Каменная грудь - Загорный Анатолий Гаврилович
Доброгаст помолчал, не знал, что ответить, – жестокая правда слышалась в словах товарищей.
– Что же… – вымолвил он и положил руку на плечо Идара, – придет день – отомстим боярам за все… А теперь нужно поразмыслить, как разделаться с добытчиком. Я думаю так: Златолиста надо свалить до прихода печенегов. Прежде мы должны переговорить с киянами, подольскими умельцами. Народ знает, что Златолист в сговоре с печенегами и ненавидит его…
– Идем в Киянь! – выкрикнул рябой смерд с короткой шеей и непомерно длинными руками. – Идем, Доброгаст!
– В Киянь! В Киянь! – подхватили все. – Немедля!
Доброгаст старался не поддаться волнению, охватившему всех. Чувствовал, что от него многое зависит, что глаза людей устремились на него и жадно ждут ответа.
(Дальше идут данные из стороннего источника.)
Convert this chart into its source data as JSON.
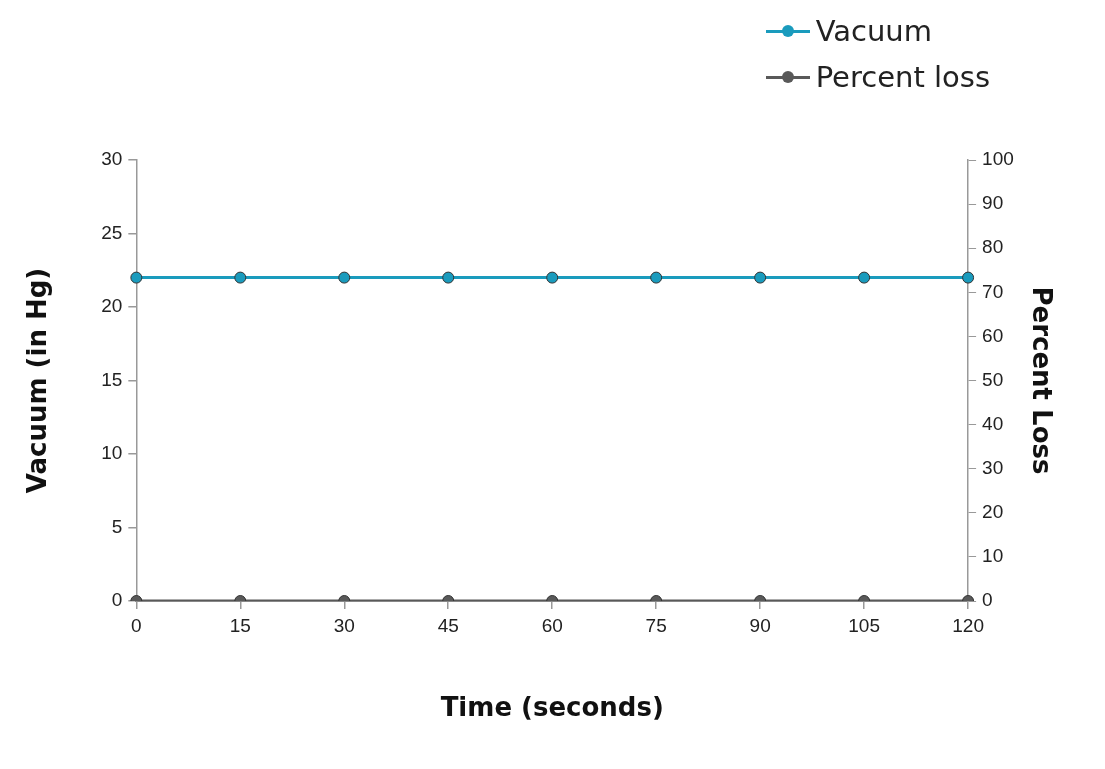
{
  "chart_data": {
    "type": "line",
    "xlabel": "Time (seconds)",
    "ylabel": "Vacuum (in Hg)",
    "y2label": "Percent Loss",
    "categories": [
      "0",
      "15",
      "30",
      "45",
      "60",
      "75",
      "90",
      "105",
      "120"
    ],
    "series": [
      {
        "name": "Vacuum",
        "color": "#1a9bbd",
        "values": [
          22,
          22,
          22,
          22,
          22,
          22,
          22,
          22,
          22
        ]
      },
      {
        "name": "Percent loss",
        "color": "#595959",
        "axis": "y2",
        "values": [
          0,
          0,
          0,
          0,
          0,
          0,
          0,
          0,
          0
        ]
      }
    ],
    "ylim": [
      0,
      30
    ],
    "yticks": [
      0,
      5,
      10,
      15,
      20,
      25,
      30
    ],
    "y2lim": [
      0,
      100
    ],
    "y2ticks": [
      0,
      10,
      20,
      30,
      40,
      50,
      60,
      70,
      80,
      90,
      100
    ],
    "legend": "top right",
    "marker": "circle",
    "line_style": "solid"
  }
}
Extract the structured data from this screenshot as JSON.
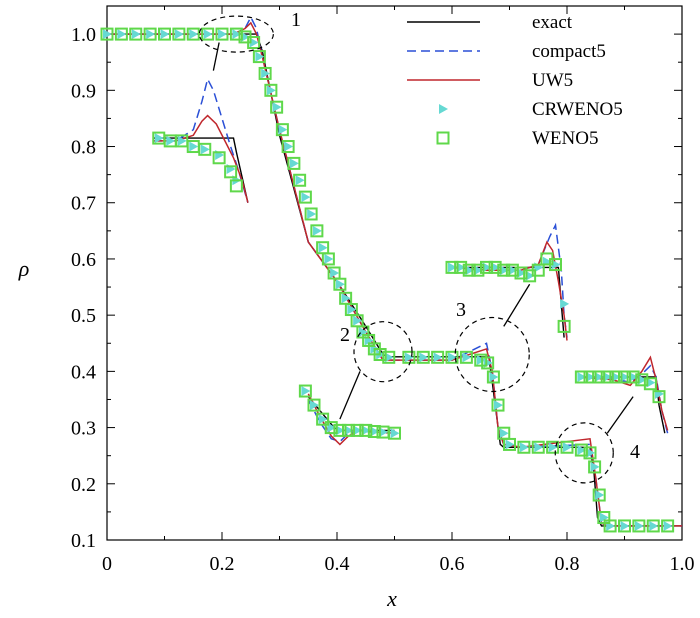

Да, мало оружия у смердов, а людей много – целый народ. Вон их обнаженные спины светят на солнце: кто веревку вьет, кто лапоть плетет, кто онучи развешивает.
«Эх, пройти бы с ними по всей Руси до самого Новгорода, – вознеслась вдруг за облака мысль, как горлица, подхваченная потоком горячего воздуха. – Вот бы разгулялась душа на воле, пошла бы новые суды рядить по земле, бояр к ответу звать. Уйти всем народом в Оковский лес и основать там свое мужицкое княжество, вот это и есть счастье!»
– Мы пойдем в Киев, – твердо выговорил Доброгаст, – но не с дрекольем, слышите? Мы пойдем в Киев с копьями и мечами!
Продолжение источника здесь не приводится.